Asymptotic Theory and Phase Transitions for Variable Importance in Quantile Regression Forests
This work addresses a fundamental problem for researchers and practitioners using random forests in high-dimensional settings, highlighting a trade-off between predictive performance and inferential validity, and is incremental in providing theoretical insights into existing methods.
The paper tackles the challenge of statistical inference for variable importance in Quantile Regression Forests by developing an asymptotic theory that reveals a phase transition phenomenon, showing that standard inference breaks down in bias-dominated regimes with large subsample sizes, and it derives the asymptotic bias to discuss restoring valid inference via bias correction.
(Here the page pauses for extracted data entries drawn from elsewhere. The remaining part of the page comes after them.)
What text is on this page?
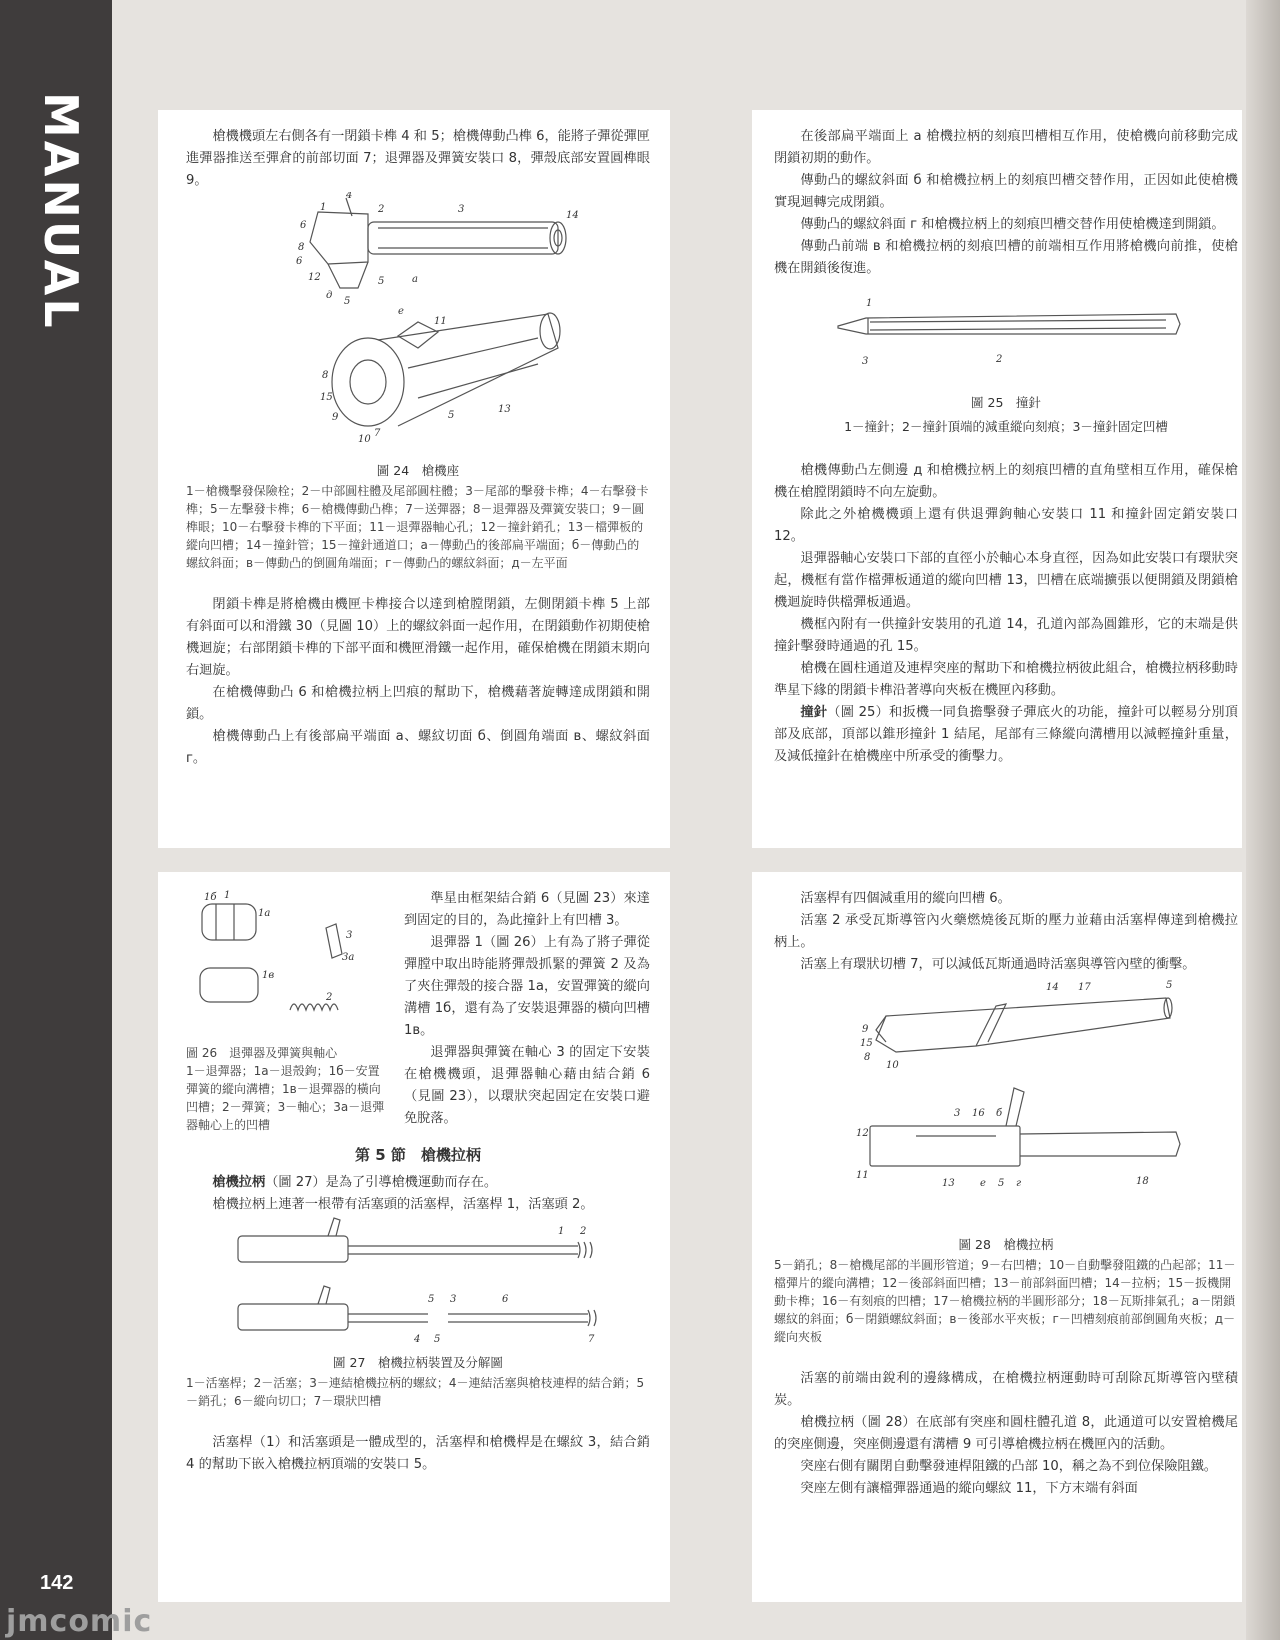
MANUAL
142
jmcomic

槍機機頭左右側各有一閉鎖卡榫 4 和 5；槍機傳動凸榫 6，能將子彈從彈匣進彈器推送至彈倉的前部切面 7；退彈器及彈簧安裝口 8，彈殼底部安置圓榫眼 9。

1	2	3
4
5
6
8
6
12
д
5	a
14
e
11
8
15
9
10
7
5
13

圖 24　槍機座

1－槍機擊發保險栓；2－中部圓柱體及尾部圓柱體；3－尾部的擊發卡榫；4－右擊發卡榫；5－左擊發卡榫；6－槍機傳動凸榫；7－送彈器；8－退彈器及彈簧安裝口；9－圓榫眼；10－右擊發卡榫的下平面；11－退彈器軸心孔；12－撞針銷孔；13－檔彈板的縱向凹槽；14－撞針管；15－撞針通道口；a－傳動凸的後部扁平端面；б－傳動凸的螺紋斜面；в－傳動凸的倒圓角端面；г－傳動凸的螺紋斜面；д－左平面

閉鎖卡榫是將槍機由機匣卡榫接合以達到槍膛閉鎖，左側閉鎖卡榫 5 上部有斜面可以和滑鐵 30（見圖 10）上的螺紋斜面一起作用，在閉鎖動作初期使槍機迴旋；右部閉鎖卡榫的下部平面和機匣滑鐵一起作用，確保槍機在閉鎖末期向右迴旋。

在槍機傳動凸 6 和槍機拉柄上凹痕的幫助下，槍機藉著旋轉達成閉鎖和開鎖。

槍機傳動凸上有後部扁平端面 a、螺紋切面 б、倒圓角端面 в、螺紋斜面 г。

在後部扁平端面上 a 槍機拉柄的刻痕凹槽相互作用，使槍機向前移動完成閉鎖初期的動作。

傳動凸的螺紋斜面 б 和槍機拉柄上的刻痕凹槽交替作用，正因如此使槍機實現迴轉完成閉鎖。

傳動凸的螺紋斜面 г 和槍機拉柄上的刻痕凹槽交替作用使槍機達到開鎖。

傳動凸前端 в 和槍機拉柄的刻痕凹槽的前端相互作用將槍機向前推，使槍機在開鎖後復進。

1
3	2

圖 25　撞針

1－撞針；2－撞針頂端的減重縱向刻痕；3－撞針固定凹槽

槍機傳動凸左側邊 д 和槍機拉柄上的刻痕凹槽的直角壁相互作用，確保槍機在槍膛閉鎖時不向左旋動。

除此之外槍機機頭上還有供退彈鉤軸心安裝口 11 和撞針固定銷安裝口 12。

退彈器軸心安裝口下部的直徑小於軸心本身直徑，因為如此安裝口有環狀突起，機框有當作檔彈板通道的縱向凹槽 13，凹槽在底端擴張以便開鎖及閉鎖槍機迴旋時供檔彈板通過。

機框內附有一供撞針安裝用的孔道 14，孔道內部為圓錐形，它的末端是供撞針擊發時通過的孔 15。

槍機在圓柱通道及連桿突座的幫助下和槍機拉柄彼此組合，槍機拉柄移動時準星下緣的閉鎖卡榫沿著導向夾板在機匣內移動。

撞針（圖 25）和扳機一同負擔擊發子彈底火的功能，撞針可以輕易分別頂部及底部，頂部以錐形撞針 1 結尾，尾部有三條縱向溝槽用以減輕撞針重量，及減低撞針在槍機座中所承受的衝擊力。

1б 1
1a
1в
3
3a
2

圖 26　退彈器及彈簧與軸心

1－退彈器；1a－退殼鉤；1б－安置彈簧的縱向溝槽；1в－退彈器的橫向凹槽；2－彈簧；3－軸心；3a－退彈器軸心上的凹槽

準星由框架結合銷 6（見圖 23）來達到固定的目的，為此撞針上有凹槽 3。

退彈器 1（圖 26）上有為了將子彈從彈膛中取出時能將彈殼抓緊的彈簧 2 及為了夾住彈殼的接合器 1a，安置彈簧的縱向溝槽 1б，還有為了安裝退彈器的橫向凹槽 1в。

退彈器與彈簧在軸心 3 的固定下安裝在槍機機頭，退彈器軸心藉由結合銷 6（見圖 23），以環狀突起固定在安裝口避免脫落。

第 5 節　槍機拉柄

槍機拉柄（圖 27）是為了引導槍機運動而存在。

槍機拉柄上連著一根帶有活塞頭的活塞桿，活塞桿 1，活塞頭 2。

1 2
5 3	6
4 5	7

圖 27　槍機拉柄裝置及分解圖

1－活塞桿；2－活塞；3－連結槍機拉柄的螺紋；4－連結活塞與槍枝連桿的結合銷；5－銷孔；6－縱向切口；7－環狀凹槽

活塞桿（1）和活塞頭是一體成型的，活塞桿和槍機桿是在螺紋 3，結合銷 4 的幫助下嵌入槍機拉柄頂端的安裝口 5。

活塞桿有四個減重用的縱向凹槽 6。

活塞 2 承受瓦斯導管內火藥燃燒後瓦斯的壓力並藉由活塞桿傳達到槍機拉柄上。

活塞上有環狀切槽 7，可以減低瓦斯通過時活塞與導管內壁的衝擊。

14 17	5
9
15
8
10
3 16 б
12
11
13	е 5 г	18

圖 28　槍機拉柄

5－銷孔；8－槍機尾部的半圓形管道；9－右凹槽；10－自動擊發阻鐵的凸起部；11－檔彈片的縱向溝槽；12－後部斜面凹槽；13－前部斜面凹槽；14－拉柄；15－扳機開動卡榫；16－有刻痕的凹槽；17－槍機拉柄的半圓形部分；18－瓦斯排氣孔；a－閉鎖螺紋的斜面；б－閉鎖螺紋斜面；в－後部水平夾板；г－凹槽刻痕前部倒圓角夾板；д－縱向夾板

活塞的前端由銳利的邊緣構成，在槍機拉柄運動時可刮除瓦斯導管內壁積炭。

槍機拉柄（圖 28）在底部有突座和圓柱體孔道 8，此通道可以安置槍機尾的突座側邊，突座側邊還有溝槽 9 可引導槍機拉柄在機匣內的活動。

突座右側有關閉自動擊發連桿阻鐵的凸部 10，稱之為不到位保險阻鐵。

突座左側有讓檔彈器通過的縱向螺紋 11，下方末端有斜面
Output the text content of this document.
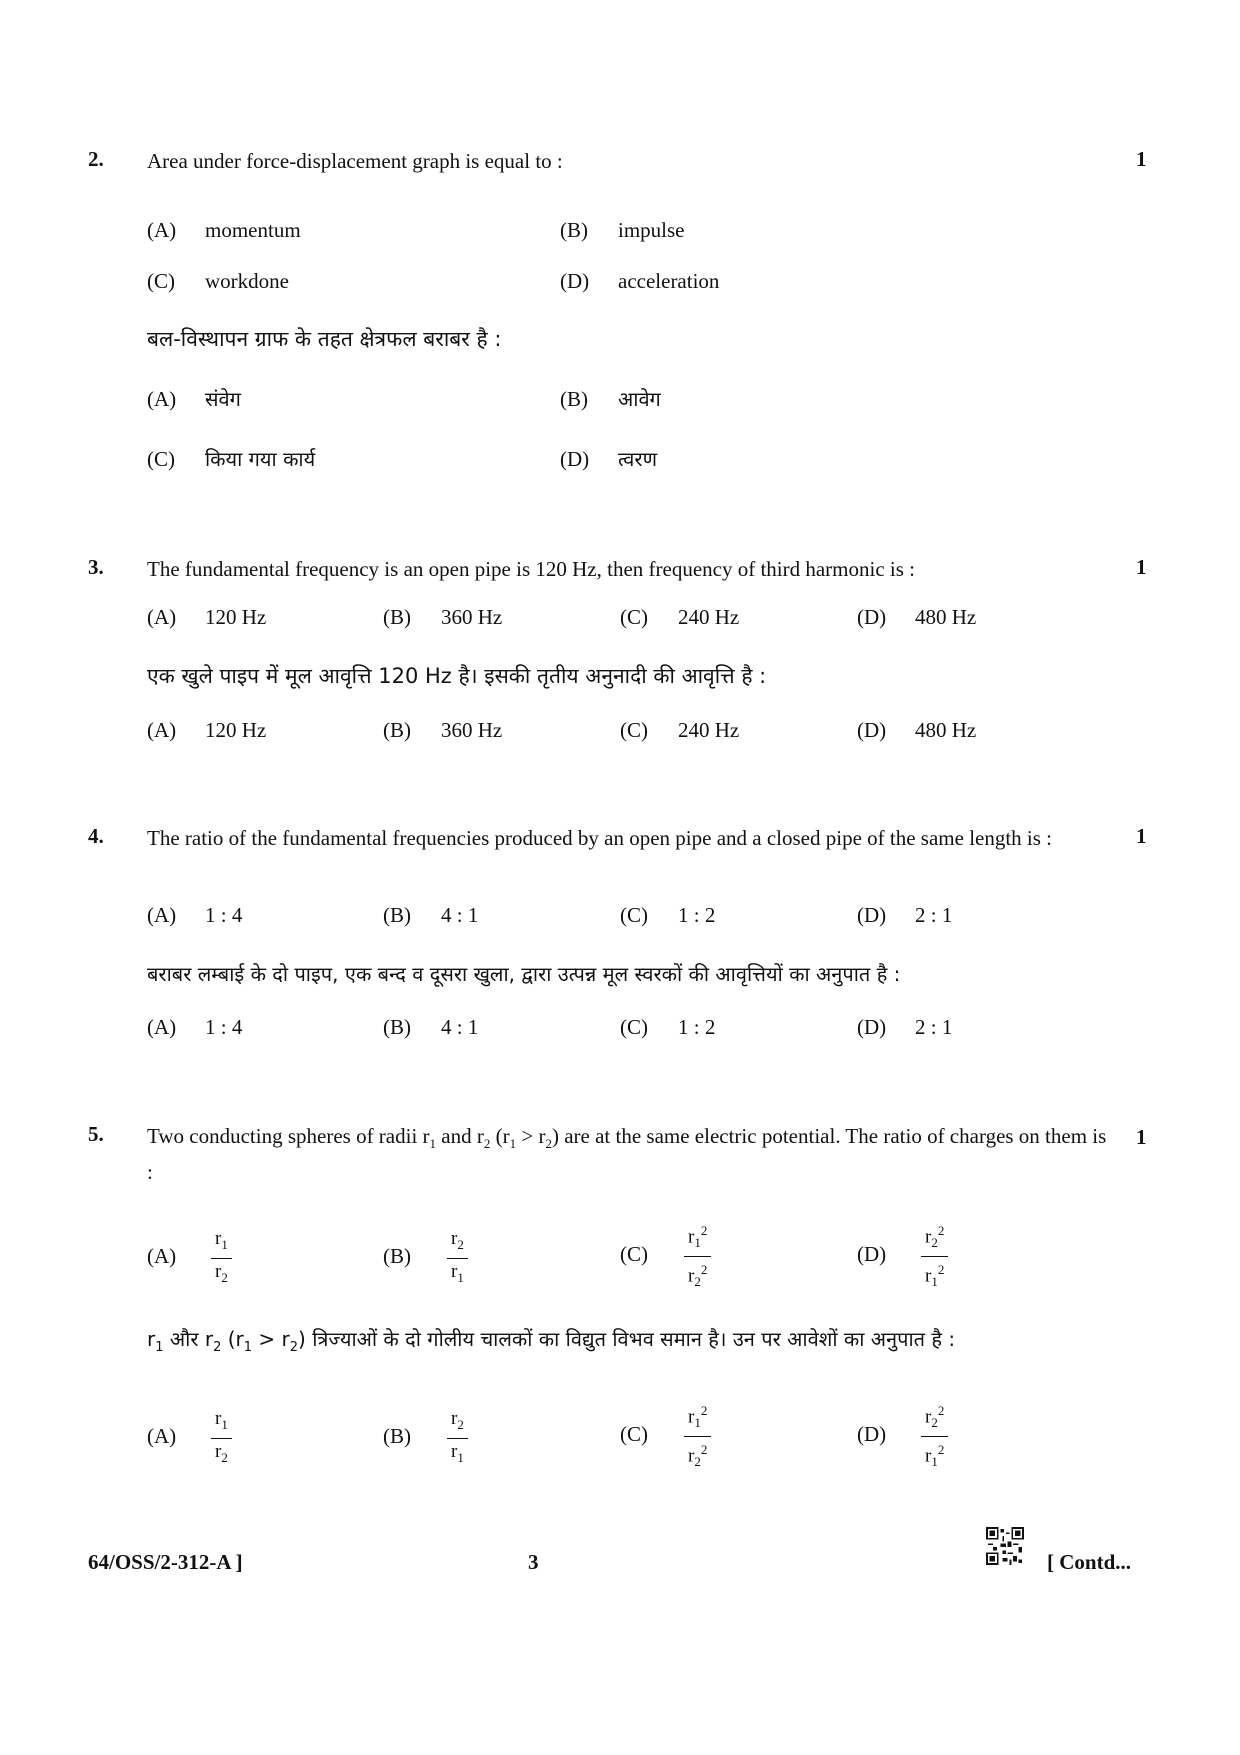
2. Area under force-displacement graph is equal to :	1
(A) momentum	(B) impulse
(C) workdone	(D) acceleration
बल-विस्थापन ग्राफ के तहत क्षेत्रफल बराबर है :
(A) संवेग	(B) आवेग
(C) किया गया कार्य	(D) त्वरण
3. The fundamental frequency is an open pipe is 120 Hz, then frequency of third harmonic is :	1
(A) 120 Hz	(B) 360 Hz	(C) 240 Hz	(D) 480 Hz
एक खुले पाइप में मूल आवृत्ति 120 Hz है। इसकी तृतीय अनुनादी की आवृत्ति है :
(A) 120 Hz	(B) 360 Hz	(C) 240 Hz	(D) 480 Hz
4. The ratio of the fundamental frequencies produced by an open pipe and a closed pipe of the same length is :	1
(A) 1 : 4	(B) 4 : 1	(C) 1 : 2	(D) 2 : 1
बराबर लम्बाई के दो पाइप, एक बन्द व दूसरा खुला, द्वारा उत्पन्न मूल स्वरकों की आवृत्तियों का अनुपात है :
(A) 1 : 4	(B) 4 : 1	(C) 1 : 2	(D) 2 : 1
5. Two conducting spheres of radii $r_1$ and $r_2$ $(r_1 > r_2)$ are at the same electric potential. The ratio of charges on them is :
1
$(A) \frac{r_1}{r_2}$	$(B) \frac{r_2}{r_1}$	$(C) \frac{r_1^2}{r_2^2}$	$(D) \frac{r_2^2}{r_1^2}$
$r_1$ और $r_2$ $(r_1 > r_2)$ त्रिज्याओं के दो गोलीय चालकों का विद्युत विभव समान है। उन पर आवेशों का अनुपात है :
$(A) \frac{r_1}{r_2}$	$(B) \frac{r_2}{r_1}$	$(C) \frac{r_1^2}{r_2^2}$	$(D) \frac{r_2^2}{r_1^2}$
64/OSS/2-312-A ]	3	[ Contd...
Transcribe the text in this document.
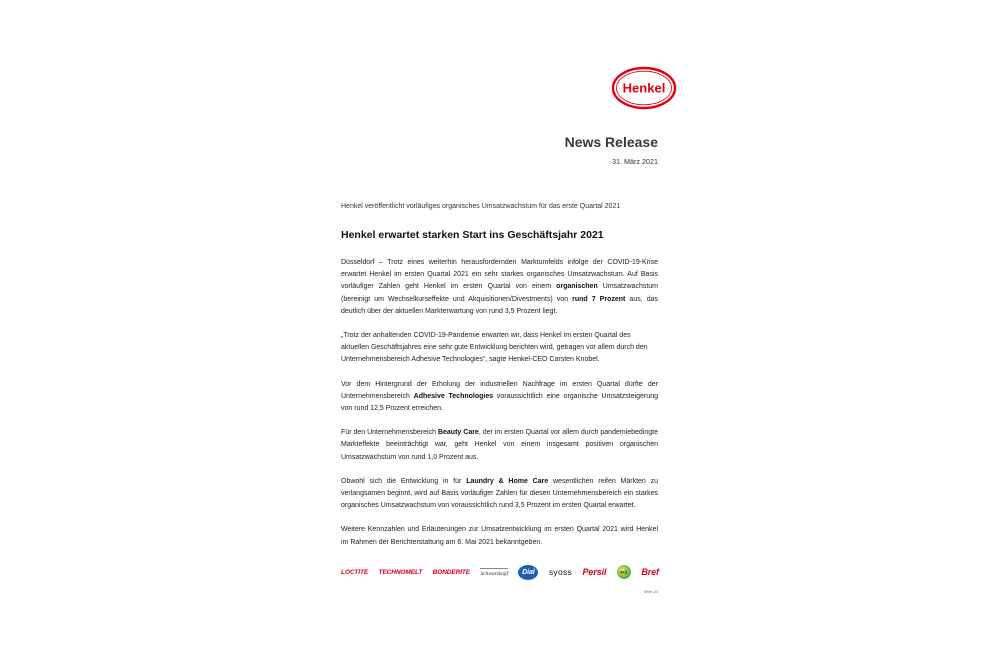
Henkel
News Release
31. März 2021
Henkel veröffentlicht vorläufiges organisches Umsatzwachstum für das erste Quartal 2021
Henkel erwartet starken Start ins Geschäftsjahr 2021

Düsseldorf – Trotz eines weiterhin herausfordernden Marktumfelds infolge der COVID-19-Krise erwartet Henkel im ersten Quartal 2021 ein sehr starkes organisches Umsatzwachstum. Auf Basis vorläufiger Zahlen geht Henkel im ersten Quartal von einem organischen Umsatzwachstum (bereinigt um Wechselkurseffekte und Akquisitionen/Divestments) von rund 7 Prozent aus, das deutlich über der aktuellen Markterwartung von rund 3,5 Prozent liegt.

„Trotz der anhaltenden COVID-19-Pandemie erwarten wir, dass Henkel im ersten Quartal des aktuellen Geschäftsjahres eine sehr gute Entwicklung berichten wird, getragen vor allem durch den Unternehmensbereich Adhesive Technologies“, sagte Henkel-CEO Carsten Knobel.

Vor dem Hintergrund der Erholung der industriellen Nachfrage im ersten Quartal dürfte der Unternehmensbereich Adhesive Technologies voraussichtlich eine organische Umsatzsteigerung von rund 12,5 Prozent erreichen.

Für den Unternehmensbereich Beauty Care, der im ersten Quartal vor allem durch pandemiebedingte Markteffekte beeinträchtigt war, geht Henkel von einem insgesamt positiven organischen Umsatzwachstum von rund 1,0 Prozent aus.

Obwohl sich die Entwicklung in für Laundry & Home Care wesentlichen reifen Märkten zu verlangsamen beginnt, wird auf Basis vorläufiger Zahlen für diesen Unternehmensbereich ein starkes organisches Umsatzwachstum von voraussichtlich rund 3,5 Prozent im ersten Quartal erwartet.

Weitere Kennzahlen und Erläuterungen zur Umsatzentwicklung im ersten Quartal 2021 wird Henkel im Rahmen der Berichterstattung am 6. Mai 2021 bekanntgeben.

LOCTITE TECHNOMELT BONDERITE Schwarzkopf	Dial	syoss Persil	Pril	Bref
Seite 1/3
Quantile Regression Forests (QRF) are widely used for non-parametric conditional quantile estimation, yet statistical inference for variable importance measures remains challenging due to the non-smoothness of the loss function and the complex bias-variance trade-off. In this paper, we develop a asymptotic theory for variable importance defined as the difference in pinball loss risks. We first establish the asymptotic normality of the QRF estimator by handling the non-differentiable pinball loss via Knight's identity. Second, we uncover a "phase transition" phenomenon governed by the subsampling rate $β$ (where $s \asymp n^β$). We prove that in the bias-dominated regime ($β\ge 1/2$), which corresponds to large subsample sizes typically favored in practice to maximize predictive accuracy, standard inference breaks down as the estimator converges to a deterministic bias constant rather than a zero-mean normal distribution. Finally, we derive the explicit analytic form of this asymptotic bias and discuss the theoretical feasibility of restoring valid inference via analytic bias correction. Our results highlight a fundamental trade-off between predictive performance and inferential validity, providing a theoretical foundation for understanding the intrinsic limitations of random forest inference in high-dimensional settings.